Because We Must “Be Patient. . .Until the coming of the Lord”

Third Sunday of Advent,
Feast of Our Lady of Guadalupe

In School of Community Tuesday night, we gave ourselves an assignment: Each day this week, we are to pick a person to whom we offer up our suffering so we might ease theirs. This discipline has led me to examine exactly what I think constitutes suffering. I’m an employed, happily married mother of two healthy, happy sons. We own a cozy, well-heated home in a safe community. We have full cupboards and stomachs. We are surrounded by wonderful friends.

And so I have come to realize this week how ungrateful I can be for all the blessings God offers. My “suffering” this week has included: driving behind a slow-moving truck on my way to work, or having to forage in the car for lunch in boxes of crackers and clementines because I forgot my lunch money. By Friday night, a friend was telling me that every time I spoke with him this week I’d seemed deeply irritated.

How far I am from the sentiment of this reading for the third Sunday of Advent. How much I need to hear these words.

Be patient, brothers and sisters,
until the coming of the Lord.
See how the farmer waits for the precious fruit of the earth,
being patient with it
until it receives the early and the late rains.
You too must be patient.
Make your hearts firm,
because the coming of the Lord is at hand.
Do not complain, brothers and sisters, about one another,
that you may not be judged.
Behold, the Judge is standing before the gates.
Take as an example of hardship and patience, brothers and sisters,
the prophets who spoke in the name of the Lord.

  • Katie

    Interesting, Allison. I've actually been realizing lately that I'm kind of the opposite. I come from a family where, no matter how bad the hand you're dealt, you suck it up and plow through it. No point in complaining, no point in crying, since you can't change it anyway. (Not that we're a hateful, unsupportive lot – I realized I sort of made my fam sound awful there…) I've been noticing lately that there are things in my life that are probably legitimately classified as "suffering," that for years I've been chalking up to "well, that's life." And I'm coming to the conclusion that I might be a healthier person if I learned to say, "yep, I'm suffering here, but I'm going to give it over to God to handle", rather than just pretending like it doesn't need any handling at all. Obviously I don't want to swing too far in the other direction and descend into overdramatic self-martyrdom…but am I making any sense here?

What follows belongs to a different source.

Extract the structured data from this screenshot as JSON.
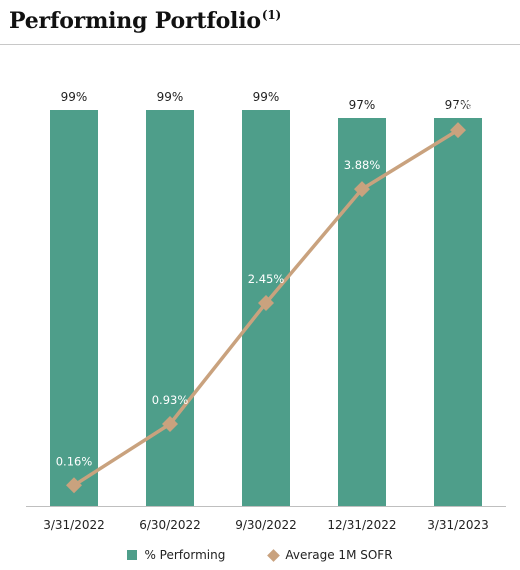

  • http://www.blogger.com/profile/16021781602272064901 Allison

    Katie: Thanks for responding. Yes, you are making sense! I think that as we grow in our faith lives, Christ can help balance us out, whether we err on too much stoicism or too much drama. Blessings to you on the journey.

  • http://www.blogger.com/profile/01819831282677092730 Frank

    I generally recommend reading (or re-reading) the Book of Job too whenever the world has me down. Job is a type of Christ, who was blameless and yet suffered.

  • http://www.blogger.com/profile/16021781602272064901 Allison

    An interesting addendum here. At School of Community last night, when we were giving our "updates" of how our weeks went, I commented that my "suffering" was such small stuff. My friend noted wisely that often it is harder to endure these small suffering. Far easier to be noble and holy in the face of great suffering. Having endured some biggies in my life, I do believe she is right. Just as most of the Church's calendar is ordinary time, so too most of our lives are lived out in ordinary moments. How powerful it would be if we could lift up our small sufferings to others in those moments.